Human cloning should be outlawed or else the world community needs to prepare to protect clones from potential abuse and discrimination, according to a new policy analysis by the United Nations University.
A legally-binding global ban on work to create a human clone , coupled with freedom for nations to permit strictly controlled therapeutic research, has the greatest political viability among options available to the international community, says the report, "Is Human Reproductive Cloning Inevitable: Future Options for UN Governance," released Nov. 12 by A.H. Zakri, director of UNU's Institute of Advanced Studies, based in Japan.
More than 50 nations have legislated bans on efforts to create human clones, said report co-author Brendan Tobin, although the United States is not yet one of them. However, negotiation of an international accord foundered at the UN in recent years due to disagreement over research cloning (also called therapeutic cloning).
Without an international prohibition, human reproductive cloning in certain countries could be judged legal by the International Court of Justice, said Tobin, of the Irish Center for Human Rights, National University of Ireland, Galway.
“Failure to outlaw reproductive cloning means it is just a matter of time until cloned individuals share the planet,” Tobin said.
“If failure to compromise continues, the world community must accept responsibility and ensure that any cloned individual receives full human rights protection. It will also need to embark on an extensive awareness building and sensitivity program to ensure that the wider society treats clones with respect and ensure they are protected against prejudice, abuse or discrimination.”

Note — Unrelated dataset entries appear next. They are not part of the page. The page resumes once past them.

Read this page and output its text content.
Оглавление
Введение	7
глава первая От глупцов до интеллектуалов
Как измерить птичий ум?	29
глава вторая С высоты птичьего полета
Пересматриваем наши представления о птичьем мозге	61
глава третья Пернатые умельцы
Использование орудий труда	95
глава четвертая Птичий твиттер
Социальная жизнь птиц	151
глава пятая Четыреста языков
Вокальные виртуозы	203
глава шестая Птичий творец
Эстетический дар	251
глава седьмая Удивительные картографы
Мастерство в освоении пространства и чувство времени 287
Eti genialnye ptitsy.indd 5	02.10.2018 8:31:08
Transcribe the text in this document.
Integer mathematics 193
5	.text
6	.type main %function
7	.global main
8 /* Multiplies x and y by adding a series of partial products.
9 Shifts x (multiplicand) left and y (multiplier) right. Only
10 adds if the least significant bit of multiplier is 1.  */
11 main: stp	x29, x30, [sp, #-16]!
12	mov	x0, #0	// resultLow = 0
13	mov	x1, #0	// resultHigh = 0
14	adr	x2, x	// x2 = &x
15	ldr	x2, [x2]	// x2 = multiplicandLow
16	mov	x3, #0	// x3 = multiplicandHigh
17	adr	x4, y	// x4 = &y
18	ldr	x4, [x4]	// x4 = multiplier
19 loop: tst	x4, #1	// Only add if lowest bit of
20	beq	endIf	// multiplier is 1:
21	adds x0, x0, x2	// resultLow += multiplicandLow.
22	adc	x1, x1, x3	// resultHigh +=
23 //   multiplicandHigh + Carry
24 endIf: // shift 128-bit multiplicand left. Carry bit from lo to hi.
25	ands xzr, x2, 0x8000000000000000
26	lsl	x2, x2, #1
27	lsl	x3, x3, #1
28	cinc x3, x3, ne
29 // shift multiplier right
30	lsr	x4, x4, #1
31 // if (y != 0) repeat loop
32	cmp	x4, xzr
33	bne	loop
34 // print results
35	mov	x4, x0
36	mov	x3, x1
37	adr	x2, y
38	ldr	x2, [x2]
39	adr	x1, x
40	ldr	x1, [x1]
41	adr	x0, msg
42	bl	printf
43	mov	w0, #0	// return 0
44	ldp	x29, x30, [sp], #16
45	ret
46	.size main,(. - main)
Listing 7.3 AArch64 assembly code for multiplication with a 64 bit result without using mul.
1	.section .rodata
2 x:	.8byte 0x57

There have been no substantiated claims of cloned human embryos grown into fetal stages and beyond, but such an historic event is not far off, most experts agree.
Clones have been achieved with mice, cats, sheep, pigs, cows and dogs and U.S. researchers last summer accomplished the first cloning of a primate—a rhesus monkey embryo cloned from adult cells and then grown to generate stem cells.
Reproductive vs. therapeutic cloning
The report calls the prospect of human cloning “one of the most emotive and divisive issues to face UN negotiators and the international community in recent years.”
Efforts in 2005 to negotiate an international convention fell through over so-called research or therapeutic cloning.
Whereas reproductive cloning is meant to duplicate a person or animal, research cloning is meant to produce tissues that genetically match those of the person or animal whose cells are cloned.
Proponents of research cloning for regenerative medicine say it offers great hope of producing replacement tissue without the fear of immunological rejection, and that it offers a potential cure for millions of people suffering common diseases of the industrialized world—diabetes, stroke, spinal injury and neurodegenerative diseases such as Alzheimer’s or Parkinson’s.
Opponents view research cloning as the unethical production and destruction of living embryos to produce stem cells upon which such therapies are based. The clash of positions led to a compromise non-binding UN Declaration on Cloning.
Ethics
The report explores in depth the difficult ethical considerations behind the issue. Some cloning opponents claim reproduction should occur by chance and through natural selection. This argument may be based upon religious lines, or to natural selection and the importance of ensuring continued human diversity.
Others claim that cloning will turn human life into a commodity, leading to a spare parts market for harvesting human organs from cloned “brain-less bodies” for the rich as they seek to extend their lifespan.
“These are not issues which can be lightly dismissed," the authors wrote. "However, it is clear that any debate on human dignity needs to separate the various elements of the debate in order to consider whether opposition to cloning stems from concern for human dignity or respect for divine dignity.”